Doveva essere l’evento dell’anno. Location da favola, il ristorante “Caribe”, l’intero cast pronto per gli immancabili selfie, e poi autori e produttori, le vere star. Spigno Saturnia, 3 mila abitanti, sul confine tra il Lazio e la Campania, era la città scelta per l’anteprima del trailer del film «Operazione Spartacus – La Casalese». Storia di donne e di camorra, la guerra contro «il falso pentitismo» di una moglie di un collaboratore di giustizia del clan dei casalesi, che decide di opporsi «alla camorra e allo Stato». Un filo sottile e ambiguo. Il Viminale ha però bloccato tutto, vietando, con un provvedimento emanato nelle ore scorse, la presentazione del film e dell’omonimo libro. Una decisione che ha pochissimi precedenti.
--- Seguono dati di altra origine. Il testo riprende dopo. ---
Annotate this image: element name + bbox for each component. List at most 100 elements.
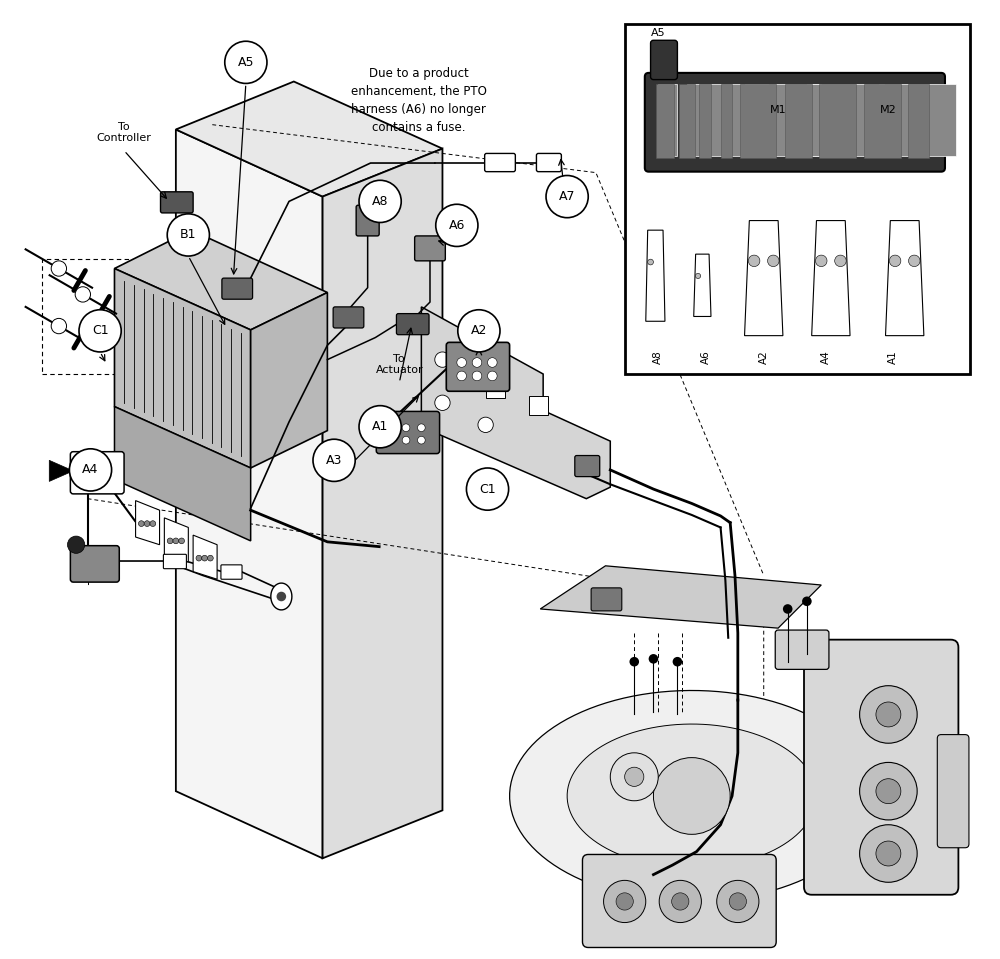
Circle shape [729, 893, 746, 910]
FancyBboxPatch shape [70, 452, 124, 494]
Polygon shape [193, 535, 217, 579]
Circle shape [629, 657, 639, 667]
Circle shape [616, 893, 633, 910]
Polygon shape [421, 307, 610, 499]
Text: A6: A6 [701, 350, 711, 363]
Polygon shape [567, 724, 816, 868]
Circle shape [860, 762, 917, 820]
Text: Due to a product
enhancement, the PTO
harness (A6) no longer
contains a fuse.: Due to a product enhancement, the PTO ha… [351, 67, 486, 134]
Polygon shape [114, 269, 251, 468]
Bar [687, 84, 768, 156]
Circle shape [418, 424, 425, 432]
Circle shape [51, 261, 67, 276]
Circle shape [150, 521, 156, 526]
Circle shape [546, 175, 588, 218]
Circle shape [659, 880, 701, 923]
Text: A4: A4 [82, 463, 99, 477]
Circle shape [436, 204, 478, 246]
Circle shape [653, 758, 730, 834]
FancyBboxPatch shape [356, 205, 379, 236]
FancyBboxPatch shape [804, 640, 958, 895]
Circle shape [648, 259, 653, 265]
Bar [699, 84, 711, 158]
Circle shape [488, 358, 497, 367]
Polygon shape [114, 230, 327, 330]
Circle shape [909, 255, 920, 267]
Polygon shape [745, 221, 783, 336]
Bar [807, 84, 884, 156]
Circle shape [876, 702, 901, 727]
Circle shape [75, 287, 91, 302]
Circle shape [167, 214, 209, 256]
FancyBboxPatch shape [70, 546, 119, 582]
Circle shape [860, 686, 917, 743]
Circle shape [435, 352, 450, 367]
Circle shape [802, 596, 812, 606]
Circle shape [138, 521, 144, 526]
Circle shape [69, 449, 112, 491]
Circle shape [876, 841, 901, 866]
Text: A2: A2 [759, 350, 769, 363]
Circle shape [387, 424, 395, 432]
Circle shape [768, 255, 779, 267]
FancyBboxPatch shape [221, 565, 242, 579]
FancyBboxPatch shape [591, 588, 622, 611]
Text: C1: C1 [479, 482, 496, 496]
Text: A8: A8 [653, 350, 663, 363]
Polygon shape [694, 254, 711, 316]
Bar [785, 84, 812, 158]
Circle shape [435, 395, 450, 410]
Circle shape [889, 255, 901, 267]
Polygon shape [510, 690, 874, 901]
Circle shape [488, 371, 497, 381]
FancyBboxPatch shape [937, 735, 969, 848]
FancyBboxPatch shape [485, 153, 515, 172]
Bar [908, 84, 929, 158]
Polygon shape [886, 221, 924, 336]
Circle shape [359, 180, 401, 222]
Polygon shape [486, 379, 505, 398]
Circle shape [876, 779, 901, 804]
Circle shape [649, 654, 658, 664]
FancyBboxPatch shape [396, 314, 429, 335]
Circle shape [610, 753, 658, 801]
Circle shape [695, 273, 701, 278]
Circle shape [313, 439, 355, 481]
Bar [740, 84, 776, 158]
Text: A5: A5 [651, 29, 666, 38]
Text: B1: B1 [180, 228, 197, 242]
FancyBboxPatch shape [582, 854, 776, 947]
Text: A5: A5 [238, 56, 254, 69]
Bar [819, 84, 856, 158]
FancyBboxPatch shape [645, 73, 945, 172]
Circle shape [359, 406, 401, 448]
Bar [658, 84, 677, 156]
Circle shape [208, 555, 213, 561]
Polygon shape [49, 460, 73, 481]
Text: M2: M2 [880, 105, 897, 115]
Circle shape [51, 318, 67, 334]
Circle shape [402, 424, 410, 432]
Circle shape [418, 436, 425, 444]
FancyBboxPatch shape [222, 278, 253, 299]
Circle shape [860, 825, 917, 882]
Text: A7: A7 [559, 190, 575, 203]
Polygon shape [136, 501, 160, 545]
Circle shape [458, 310, 500, 352]
Circle shape [67, 536, 85, 553]
Text: C1: C1 [92, 324, 108, 338]
Circle shape [466, 468, 509, 510]
Circle shape [457, 371, 466, 381]
Text: A1: A1 [372, 420, 388, 433]
FancyBboxPatch shape [651, 40, 677, 80]
Polygon shape [176, 82, 442, 197]
Circle shape [604, 880, 646, 923]
Polygon shape [271, 583, 292, 610]
Text: A2: A2 [471, 324, 487, 338]
Circle shape [472, 371, 482, 381]
Circle shape [816, 255, 827, 267]
Bar [656, 84, 674, 158]
FancyBboxPatch shape [163, 554, 186, 569]
Bar [879, 84, 956, 156]
Bar [864, 84, 901, 158]
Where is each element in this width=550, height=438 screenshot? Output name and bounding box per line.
Le vere star attese per l’evento, che era programmato per martedì prossimo, hanno nomi pesanti. Angelo Bardellino, nipote di Antonio, ovvero uno dei capi e fondatori – insieme alla famiglia Schiavone – del clan dei casalesi. Lui, producer musicale con società in Romania, pluripregiudicato, firma il film con la sua società Roxyl Music. In pratica un film sui Casalesi prodotto da un familiare del fondatore. Lei, Antonella D’Agostino, ex moglie di René Vallanzasca, è l’autrice del libro soggetto della fiction e regista. Amici fraterni, a guardare le fotografie che li ritraggono insieme diffuse sui social.

Le riprese del film erano iniziate alla fine del 2017. Il produttore iniziale, poi affiancato da Bardellino, è una società romana, la Lindy Hop production, con sede in un business center della capitale. Le lettere di richiesta di patrocinio per le location sono firmate da Francesco Maffettone per conto della casa di produzione. Ma è impossibile oggi rintracciare i responsabili. I due numeri di telefono indicati sulla carta intestata della società utilizzata nel settembre del 2017 per inviare le lettere alle amministrazioni comunali chiedendo la sponsorizzazione – documenti che La Stampa ha potuto consultare – oggi risultano non raggiungibili o inesistenti. Nessuna risposta è arrivata dall’indirizzo email indicato. Eppure l’autrice Antonella D’Agostino assicura che sono loro i veri produttori e che «la società di Bardellino è entrata solo dopo».

Per il casting la Lindy Hop ha usato un nome molto noto alle cronache mondane, quello di Lele Mora. Il 26 agosto 2017 si è presentato ad Agropoli – come ha confermato alla Stampa una delle organizzatrici locali, che ha chiesto di non essere nominata – con la produzione, pronto a promuovere il film. Anche allora la trama era chiara: «L’impossibile scelta di una donna – si legge nelle lettere inviate dalla Lindy Hop per i patrocini - stretta tra la difesa dei propri affetti, di suo figlio e la minaccia di forze che potrebbero distruggere la sua vita, tra malavita e falso pentitismo».

L’iniziativa, fa sapere il ministero, «vede la famiglia Bardellino in prima linea: a organizzare l’evento è una società legata ad Angelo Bardellino, pluripregiudicato nipote di Antonio (già capo del clan dei Casalesi)».